Roma le da un besito en la sien. Él le mira un poquito de reojo y se rasca la nariz con el dorso de la mano.
— ¿V-Vamos adentro? E-Es decir, bueno, yo voy a ir... No sé tú sí... Claro que eres un desconocido y no deberías quedarte solo —vacila dando una vuelta sobre sí mismo mientras habla, notando que no hay nadie.
—Como quieras. No me han dicho, pero hicimos milhojas con chocolate para postre.
Le brillan los ojos con la mención del chocolate, mirándole.
—Vamos al palacio entonces —asiente arreglándose aún la ropa sudada y sacudiéndose el pelo porque lo siente lleno de ramitas. Se acomoda el armario que trae encima, además, sin saber de qué hablar con este hombre. Decide mejor quedarse en silencio y si hablan, ya será porque hable él.
—Dicen que te gusta mucho, quizás quieras venir a cenar en vez de esconderte en tu cuarto.
Justo lo que pretendía hacer, claro.

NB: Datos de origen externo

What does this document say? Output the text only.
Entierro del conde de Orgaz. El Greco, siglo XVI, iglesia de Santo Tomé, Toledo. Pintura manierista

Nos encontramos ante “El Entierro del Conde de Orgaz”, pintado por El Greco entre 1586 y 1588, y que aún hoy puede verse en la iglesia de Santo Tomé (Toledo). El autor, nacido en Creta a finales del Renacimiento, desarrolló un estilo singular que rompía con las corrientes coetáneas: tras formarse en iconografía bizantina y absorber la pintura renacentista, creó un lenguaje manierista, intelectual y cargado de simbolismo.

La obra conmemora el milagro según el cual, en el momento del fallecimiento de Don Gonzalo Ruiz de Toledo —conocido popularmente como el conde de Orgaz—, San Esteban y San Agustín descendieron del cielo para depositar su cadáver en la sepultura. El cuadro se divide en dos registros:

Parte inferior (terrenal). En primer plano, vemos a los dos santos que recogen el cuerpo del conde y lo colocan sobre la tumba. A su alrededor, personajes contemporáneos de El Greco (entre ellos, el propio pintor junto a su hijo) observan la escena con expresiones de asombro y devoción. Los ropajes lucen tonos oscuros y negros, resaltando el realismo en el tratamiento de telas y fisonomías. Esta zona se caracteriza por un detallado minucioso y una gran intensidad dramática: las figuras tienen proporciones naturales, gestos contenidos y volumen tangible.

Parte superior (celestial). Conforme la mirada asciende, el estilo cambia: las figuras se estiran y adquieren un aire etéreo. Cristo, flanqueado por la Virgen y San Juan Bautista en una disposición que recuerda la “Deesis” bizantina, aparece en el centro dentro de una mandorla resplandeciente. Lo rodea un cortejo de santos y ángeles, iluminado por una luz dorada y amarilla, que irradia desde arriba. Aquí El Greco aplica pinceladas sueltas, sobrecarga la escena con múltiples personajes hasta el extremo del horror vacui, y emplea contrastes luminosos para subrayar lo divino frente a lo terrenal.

Orejitas rojas.
—M-Me gusta el chocolate —responde pensando que sí que tiene hambre, pero va a ser INCOMODISIMO cenar con él ahí y con Francia... y Francia... No podía siquiera enfadarse con él o sentir celos de lo que estaba haciendo si él había hecho lo mismo. Aprieta los ojos pensando que quizás no ha sido tan buena idea.
—Lo sé, especialmente los bombones con leche y trufa que son más dulces que el chocolate amargo. Esos son tus favoritos —le ha regalado bombones como agradecimiento por algunos trapicheos con sus cuentas más de una vez.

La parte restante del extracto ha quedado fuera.